Maryam Radjavi demande à la communauté internationale de faire arrêter les exécutions et de faire libérer les prisonniers pour éviter une tragédie humanitaire

L’Organisation des Moudjahidine du peuple d’Iran (OMPI / MEK) a annoncé le lundi 20 avril 2020 que le nombre de décès dus au coronavirus dans 294 villes d’Iran a dépassé les 32.800. Le nombre de victimes dans les provinces de Téhéran est de 5550, de Khorassan-Razavi 2595, de Mazandaran 2170, de Khouzistan 1450, d’Azerbaïdjan de l’est 1 240, d’Azerbaïdjan de l’ouest 990, de Lorestan 738, de Markazi 510, de Bouchehr 250, et de Kohguilouyeh-Boyer-Ahmad 185.

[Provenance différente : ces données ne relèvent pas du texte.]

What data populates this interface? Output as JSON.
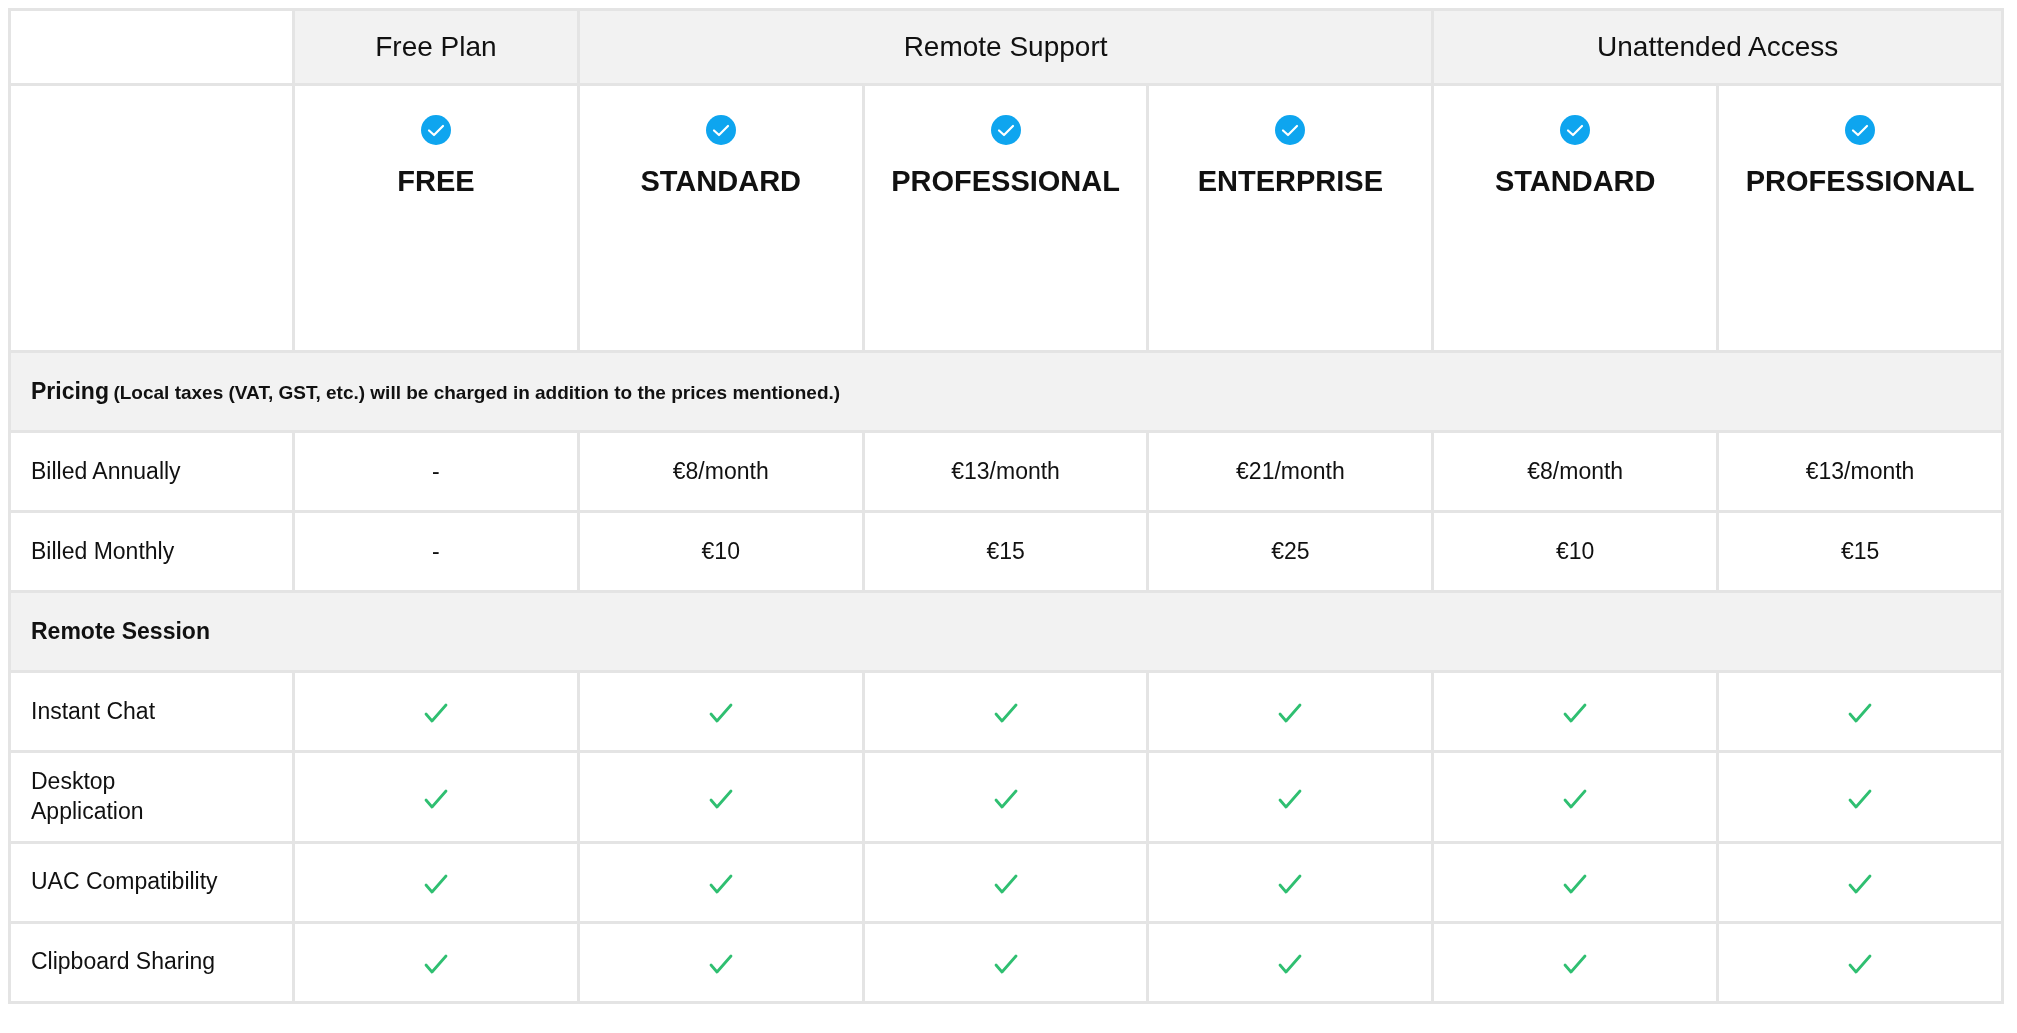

Selon les rapports du personnel médical et des témoins oculaires dans les hôpitaux ainsi que des responsables des cimetières, le nombre de cas positifs et de décès à Oroumieh, Boukan, Sardacht et Piranchahr a augmenté ces derniers jours. Le personnel du cimetière d’Oroumieh, qui travaille 24 heures sur 24, 7 jours sur 7, est soumis à une forte pression. À Tabriz, de nombreux patients sont morts chez eux. Sur la base des instructions officielles, plusieurs médecins ont délivré des certificats d’inhumation citant des causes autres que le coronavirus. Il existe plusieurs exemples où ils n’ont même pas informé le ministère de la Santé. Ces deux derniers jours, au moins 30 personnes ont été enterrées de la même manière à Tabriz. Les hôpitaux Razi et Imam Reza, Shohada et Sina de Tabriz sont remplis de patients atteints de coronavirus. Les gens craignent qu’avec l’ouverture de la circulation inter-régionale, le nombre de malades et de décès n’augmente de manière significative.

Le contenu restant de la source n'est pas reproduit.